I work in Social Work. For the past 17 years, I have seen trends in Social Work come and go. Currently, we used Motivational interviewing and Illness Management and Recovery techniques to help people move forward in their recovery journeys. Now, the people in charge of our mental health programs are looking for "measurable" goals. I get it. It means, if someone has a goal for themself how do we, the workers, measure their progress. It makes sense from a beauracratic point of view because in this day and age of cut backs and diminishing budgets, the government wants hard data to show that people are getting better.
I'm conflicted about the methods being bantered about as to how to do this. I believe that individuals are their own best measuring tool. Unfortunately, the tools we're given want to measure things in percentages. For example, if someone states their goal as "I want to be more socialable." The tools ask us to give this a percentage which might look like "Joe will attend Social Group 3x per month." Now that doesn't look so bad except I have to wonder if Joe only shows up for 2x per month, does make Joe a failure? Or what if Joe increases to 5x per month, does that make him an overachiever? The problem I have is that these measurable goals say very little about Joe's personal experience at that social group. It leans more toward making poor Joe another statistic than seeing him as a human being.

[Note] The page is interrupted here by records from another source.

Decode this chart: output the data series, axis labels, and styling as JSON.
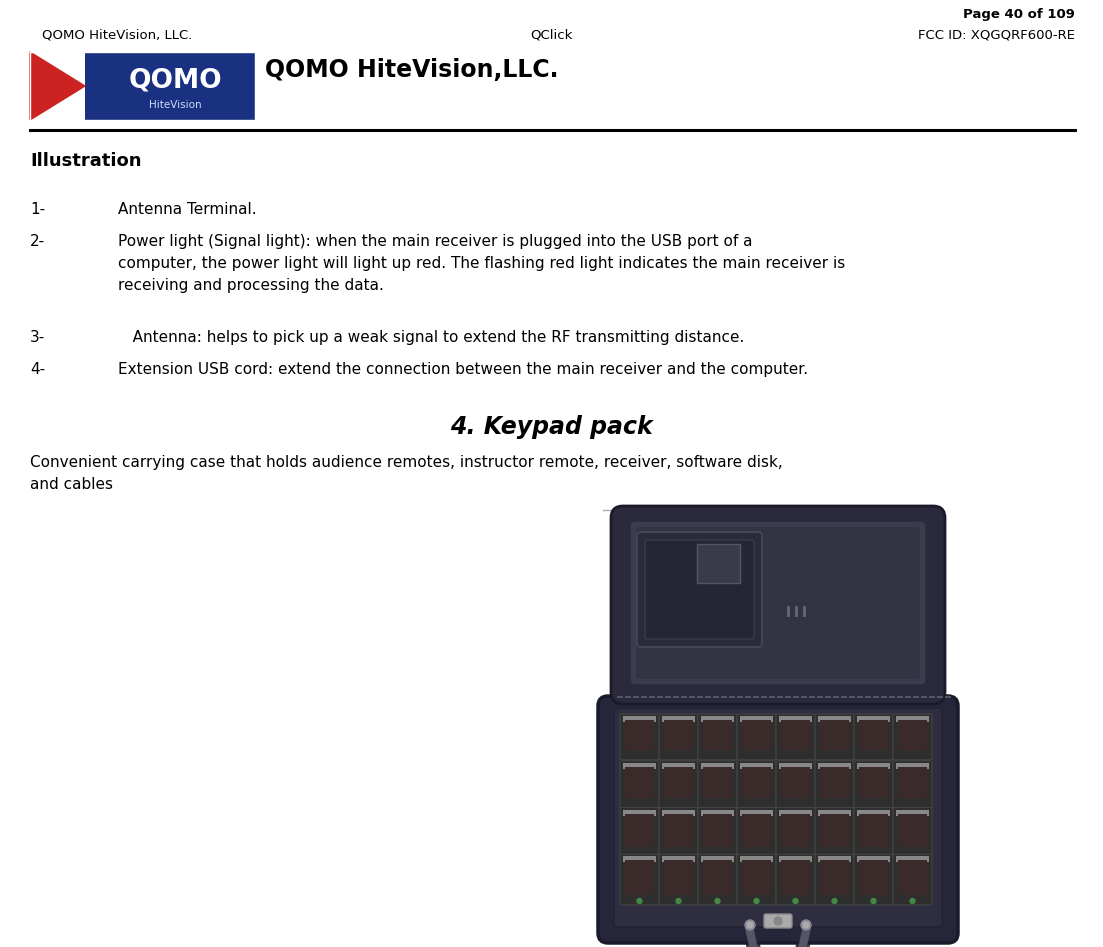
{
  "page_info": "Page 40 of 109",
  "header_left": "QOMO HiteVision, LLC.",
  "header_center": "QClick",
  "header_right": "FCC ID: XQGQRF600-RE",
  "company_title": "QOMO HiteVision,LLC.",
  "section_title": "Illustration",
  "item1_num": "1-",
  "item1_text": "Antenna Terminal.",
  "item2_num": "2-",
  "item2_line1": "Power light (Signal light): when the main receiver is plugged into the USB port of a",
  "item2_line2": "computer, the power light will light up red. The flashing red light indicates the main receiver is",
  "item2_line3": "receiving and processing the data.",
  "item3_num": "3-",
  "item3_text": "   Antenna: helps to pick up a weak signal to extend the RF transmitting distance.",
  "item4_num": "4-",
  "item4_text": "Extension USB cord: extend the connection between the main receiver and the computer.",
  "section2_title": "4. Keypad pack",
  "section2_line1": "Convenient carrying case that holds audience remotes, instructor remote, receiver, software disk,",
  "section2_line2": "and cables",
  "bg_color": "#ffffff",
  "text_color": "#000000",
  "line_color_sep": "#aaaaaa",
  "logo_red": "#cc2222",
  "logo_blue": "#1a3080",
  "logo_bg": "#1a3080",
  "bag_dark": "#2d2d3d",
  "bag_mid": "#3d3d4d",
  "bag_light": "#555566",
  "bag_inner": "#3a3a4a",
  "bag_zipper": "#888899",
  "bag_remote_dark": "#333333",
  "bag_remote_mid": "#888888",
  "bag_remote_light": "#aaaaaa",
  "bag_green": "#448844",
  "bag_handle": "#444454",
  "bag_clasp": "#aaaaaa",
  "header_fontsize": 9.5,
  "page_fontsize": 9.5,
  "title_fontsize": 17,
  "body_fontsize": 11,
  "illus_fontsize": 13,
  "section2_fontsize": 17
}
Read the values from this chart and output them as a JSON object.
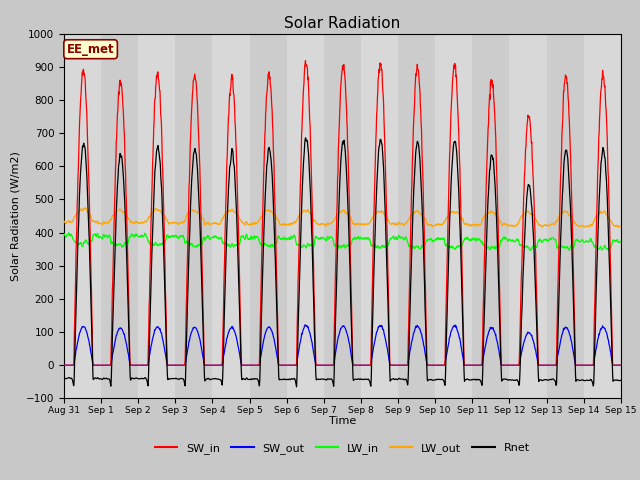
{
  "title": "Solar Radiation",
  "xlabel": "Time",
  "ylabel": "Solar Radiation (W/m2)",
  "ylim": [
    -100,
    1000
  ],
  "annotation": "EE_met",
  "legend": [
    "SW_in",
    "SW_out",
    "LW_in",
    "LW_out",
    "Rnet"
  ],
  "colors": {
    "SW_in": "#ff0000",
    "SW_out": "#0000ff",
    "LW_in": "#00ff00",
    "LW_out": "#ffa500",
    "Rnet": "#000000"
  },
  "xtick_labels": [
    "Aug 31",
    "Sep 1",
    "Sep 2",
    "Sep 3",
    "Sep 4",
    "Sep 5",
    "Sep 6",
    "Sep 7",
    "Sep 8",
    "Sep 9",
    "Sep 10",
    "Sep 11",
    "Sep 12",
    "Sep 13",
    "Sep 14",
    "Sep 15"
  ],
  "n_days": 15,
  "pts_per_day": 96,
  "fig_bg": "#c8c8c8",
  "ax_bg": "#dcdcdc"
}
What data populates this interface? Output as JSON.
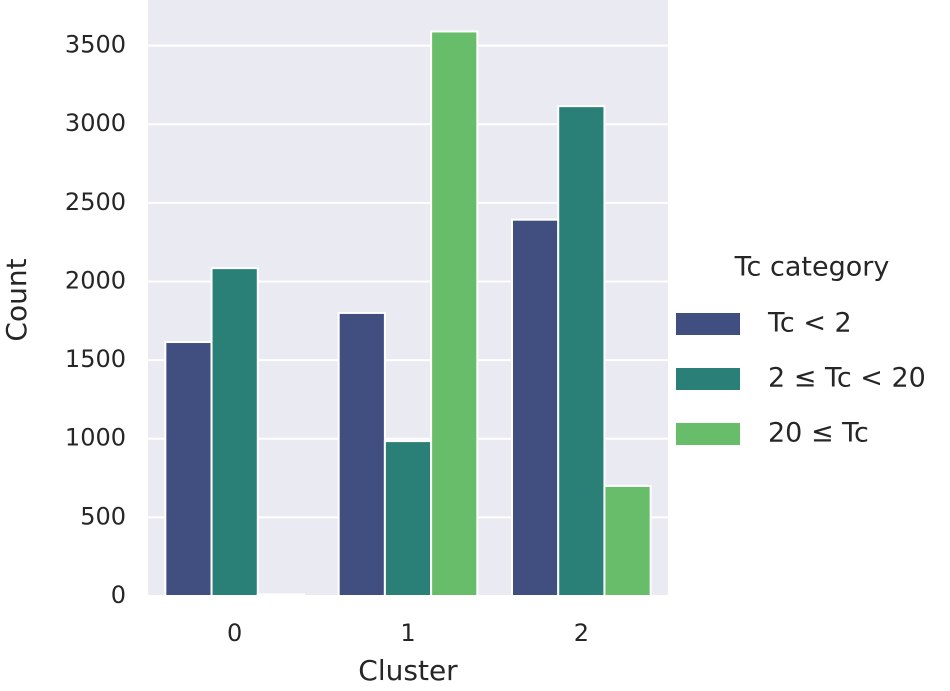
{
  "chart_data": {
    "type": "bar",
    "x_label": "Cluster",
    "y_label": "Count",
    "categories": [
      "0",
      "1",
      "2"
    ],
    "legend_title": "Tc category",
    "series": [
      {
        "name": "Tc < 2",
        "color": "#414e80",
        "values": [
          1615,
          1800,
          2393
        ]
      },
      {
        "name": "2 ≤ Tc < 20",
        "color": "#2a7f77",
        "values": [
          2085,
          985,
          3115
        ]
      },
      {
        "name": "20 ≤ Tc",
        "color": "#67bd69",
        "values": [
          10,
          3590,
          700
        ]
      }
    ],
    "ylim": [
      0,
      3790
    ],
    "yticks": [
      0,
      500,
      1000,
      1500,
      2000,
      2500,
      3000,
      3500
    ],
    "grid": true,
    "legend": "right",
    "background": "#eaeaf2"
  }
}
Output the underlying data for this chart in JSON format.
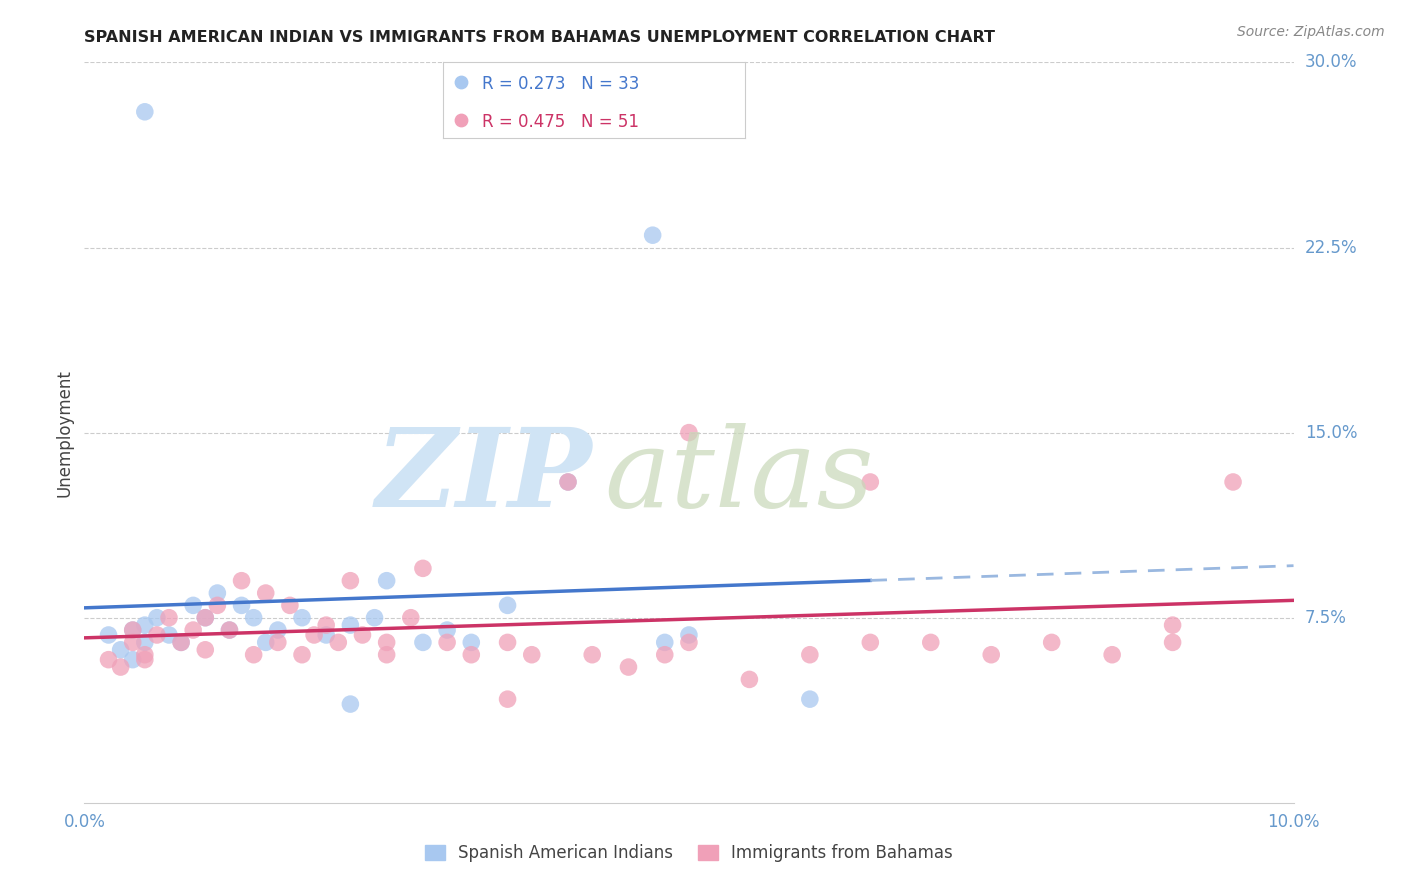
{
  "title": "SPANISH AMERICAN INDIAN VS IMMIGRANTS FROM BAHAMAS UNEMPLOYMENT CORRELATION CHART",
  "source": "Source: ZipAtlas.com",
  "ylabel": "Unemployment",
  "xlim": [
    0.0,
    0.1
  ],
  "ylim": [
    0.0,
    0.3
  ],
  "blue_R": 0.273,
  "blue_N": 33,
  "pink_R": 0.475,
  "pink_N": 51,
  "blue_color": "#a8c8f0",
  "pink_color": "#f0a0b8",
  "blue_line_color": "#4477cc",
  "pink_line_color": "#cc3366",
  "blue_dashed_color": "#9ab8e0",
  "tick_color": "#6699cc",
  "grid_color": "#cccccc",
  "blue_scatter_x": [
    0.002,
    0.003,
    0.004,
    0.004,
    0.005,
    0.005,
    0.006,
    0.007,
    0.008,
    0.009,
    0.01,
    0.011,
    0.012,
    0.013,
    0.014,
    0.015,
    0.016,
    0.018,
    0.02,
    0.022,
    0.024,
    0.025,
    0.028,
    0.03,
    0.032,
    0.035,
    0.04,
    0.048,
    0.05,
    0.06,
    0.005,
    0.047,
    0.022
  ],
  "blue_scatter_y": [
    0.068,
    0.062,
    0.07,
    0.058,
    0.065,
    0.072,
    0.075,
    0.068,
    0.065,
    0.08,
    0.075,
    0.085,
    0.07,
    0.08,
    0.075,
    0.065,
    0.07,
    0.075,
    0.068,
    0.072,
    0.075,
    0.09,
    0.065,
    0.07,
    0.065,
    0.08,
    0.13,
    0.065,
    0.068,
    0.042,
    0.28,
    0.23,
    0.04
  ],
  "pink_scatter_x": [
    0.002,
    0.003,
    0.004,
    0.004,
    0.005,
    0.006,
    0.007,
    0.008,
    0.009,
    0.01,
    0.01,
    0.011,
    0.012,
    0.013,
    0.014,
    0.015,
    0.016,
    0.017,
    0.018,
    0.019,
    0.02,
    0.021,
    0.022,
    0.023,
    0.025,
    0.027,
    0.028,
    0.03,
    0.032,
    0.035,
    0.037,
    0.04,
    0.042,
    0.045,
    0.048,
    0.05,
    0.055,
    0.06,
    0.065,
    0.07,
    0.075,
    0.08,
    0.085,
    0.09,
    0.095,
    0.035,
    0.05,
    0.065,
    0.09,
    0.005,
    0.025
  ],
  "pink_scatter_y": [
    0.058,
    0.055,
    0.065,
    0.07,
    0.06,
    0.068,
    0.075,
    0.065,
    0.07,
    0.075,
    0.062,
    0.08,
    0.07,
    0.09,
    0.06,
    0.085,
    0.065,
    0.08,
    0.06,
    0.068,
    0.072,
    0.065,
    0.09,
    0.068,
    0.06,
    0.075,
    0.095,
    0.065,
    0.06,
    0.065,
    0.06,
    0.13,
    0.06,
    0.055,
    0.06,
    0.065,
    0.05,
    0.06,
    0.065,
    0.065,
    0.06,
    0.065,
    0.06,
    0.065,
    0.13,
    0.042,
    0.15,
    0.13,
    0.072,
    0.058,
    0.065
  ]
}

I remember 17 years ago, when I was just starting out, these types of percentage goals were very much the norm. Case management was like being a broker and all we managed was numbers, not people. It saddens me to think that we seem to have come full circle. I hope that there is a way to keep the person at the center of it all. I wish there was some way to convince funding sources and government agencies that just talking to people is the best measure of how successful a person is in achieving their goals. And, when someone is living with a mental illnes, those goals are fluid, they change, they take small steps and relapse is expected but not devestating. Isn't that the way it should be for all of us?